IFComp 2016: Labyrinth of Loci

Spoilers follow the break.

Serious D&D gamebook vibe here, with the grim and somber tone of a teenage dungeon master who earnestly wants to make a masterpiece of his imaginary world, even though his imagination is tethered to that of Gary Gygax. That is, we’ve got here a world that references hill giants and stone giants and golems and doppelgangers, and we all know why, as much as the author might try to make them his own by putting fresh invented mythological origin stories behind them.

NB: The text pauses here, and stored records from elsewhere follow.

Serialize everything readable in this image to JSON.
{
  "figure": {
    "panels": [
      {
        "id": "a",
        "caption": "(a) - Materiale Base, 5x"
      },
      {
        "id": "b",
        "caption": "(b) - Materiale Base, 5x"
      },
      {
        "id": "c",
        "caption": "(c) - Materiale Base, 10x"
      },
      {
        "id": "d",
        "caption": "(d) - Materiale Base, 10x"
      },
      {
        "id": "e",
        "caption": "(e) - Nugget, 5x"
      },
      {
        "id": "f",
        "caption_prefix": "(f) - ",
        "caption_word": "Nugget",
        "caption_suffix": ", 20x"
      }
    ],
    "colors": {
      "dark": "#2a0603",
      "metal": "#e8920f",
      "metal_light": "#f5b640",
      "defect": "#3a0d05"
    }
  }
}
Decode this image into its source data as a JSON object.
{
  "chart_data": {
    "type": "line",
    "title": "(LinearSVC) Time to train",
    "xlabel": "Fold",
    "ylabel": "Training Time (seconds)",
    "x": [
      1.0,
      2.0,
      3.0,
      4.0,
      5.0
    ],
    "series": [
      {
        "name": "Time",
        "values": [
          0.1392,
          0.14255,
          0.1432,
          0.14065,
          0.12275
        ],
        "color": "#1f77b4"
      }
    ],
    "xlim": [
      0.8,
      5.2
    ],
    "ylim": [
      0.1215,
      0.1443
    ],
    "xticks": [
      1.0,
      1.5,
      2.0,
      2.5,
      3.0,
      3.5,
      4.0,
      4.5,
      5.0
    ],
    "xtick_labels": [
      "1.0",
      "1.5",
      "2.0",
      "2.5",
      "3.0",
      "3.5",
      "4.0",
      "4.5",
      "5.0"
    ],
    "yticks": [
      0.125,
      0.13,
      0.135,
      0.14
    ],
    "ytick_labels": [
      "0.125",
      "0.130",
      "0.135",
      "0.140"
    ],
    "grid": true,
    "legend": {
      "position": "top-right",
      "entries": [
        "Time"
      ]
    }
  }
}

You create a character by making a few arbitrary choices (Luck or strength? Faerie blood or knowledge of the old gods?), then go through a branching sequence of rooms stocked with traps, treasures, monsters, NPCs, and lore dumps, all of which you investigate and interact with CYOA-style. There’s no randomized combat; I did manage to find one deterministic, choice-based fight scene, but my experience was more like that of a thief or rogue, possibly just because of the doors I chose. See, after each room, you choose the next by picking from a pair of doors, each with a sentence or two of description to hint at what’s behind it. In the grand tradition of such dungeons, rooms are basically their own little worlds with no particular reason to exist in the same structure, and give the impression that they exist just to provide challenges for adventurers. And there may be something to that. One of the lore dumps, also used as the work’s blurb, vaguely suggests that the whole thing may be less than real even within its own fictional world. Why are you here, anyway? It’s unclear, perhaps deliberately.

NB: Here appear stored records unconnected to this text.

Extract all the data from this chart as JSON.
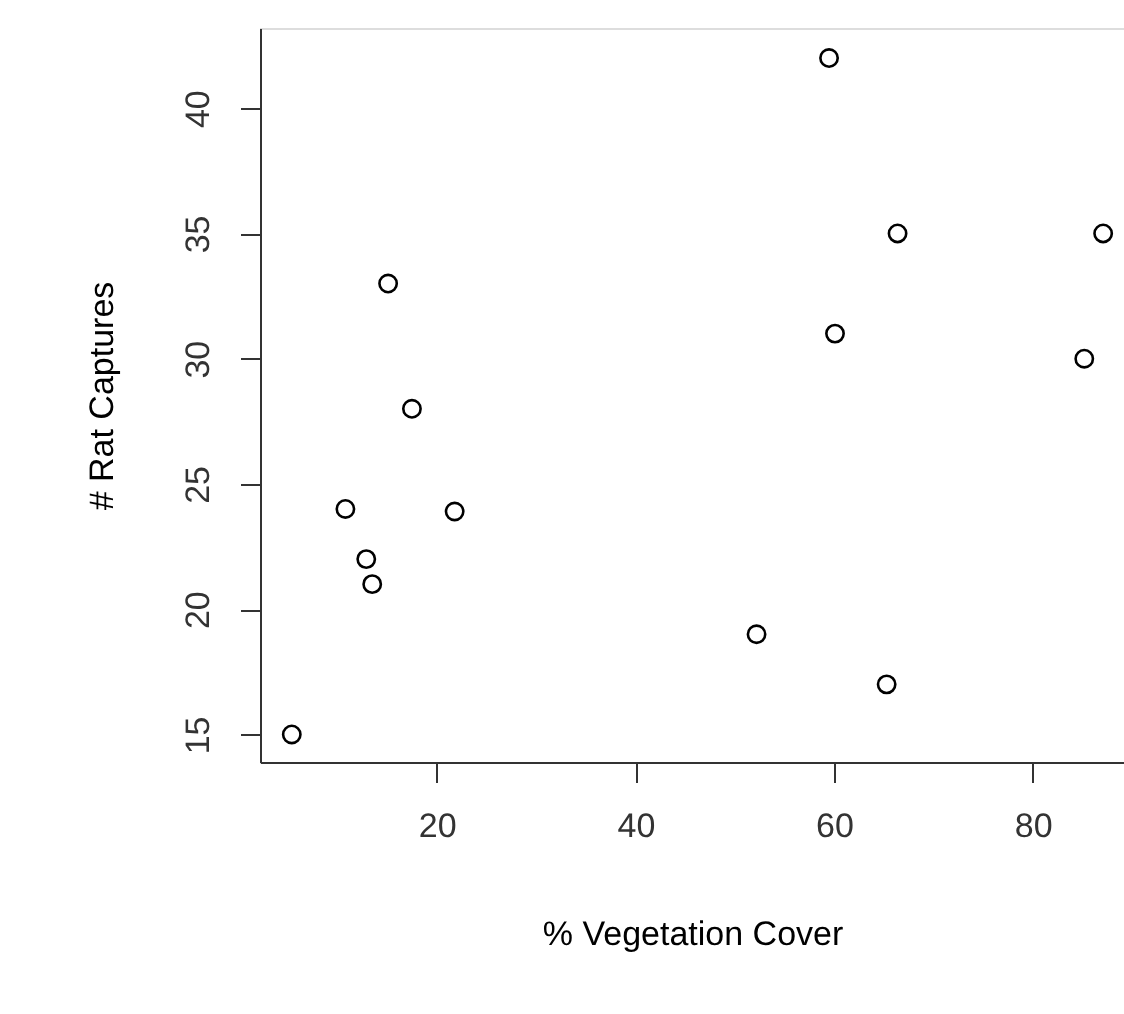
{
  "chart_data": {
    "type": "scatter",
    "xlabel": "% Vegetation Cover",
    "ylabel": "# Rat Captures",
    "x": [
      5.4,
      10.8,
      12.9,
      13.5,
      15.1,
      17.5,
      21.8,
      52.2,
      59.5,
      60.1,
      65.3,
      66.4,
      85.2,
      87.1
    ],
    "series": [
      {
        "color": "#000000",
        "values": [
          15,
          24,
          22,
          21,
          33,
          28,
          23.9,
          19,
          42,
          31,
          17,
          35,
          30,
          35
        ]
      }
    ],
    "xlim": [
      2.2,
      89.2
    ],
    "ylim": [
      13.9,
      43.2
    ],
    "xticks": [
      20,
      40,
      60,
      80
    ],
    "yticks": [
      15,
      20,
      25,
      30,
      35,
      40
    ],
    "marker": "circle",
    "grid": false
  }
}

But that doesn’t quite jibe with the way that, at the end, you can take objects out of the labyrinth with you. In my one complete play-through, I wound up with a sword with an enchantment/curse that determined the course of the rest of my life, as described in some detail in a post-labyrinth epilogue. This was fairly unexpected, and I think it was a good thing. Dungeon crawls don’t generally pay much attention to what happens after you leave the dungeon. This story doesn’t have much of a beginning, but it does have endings.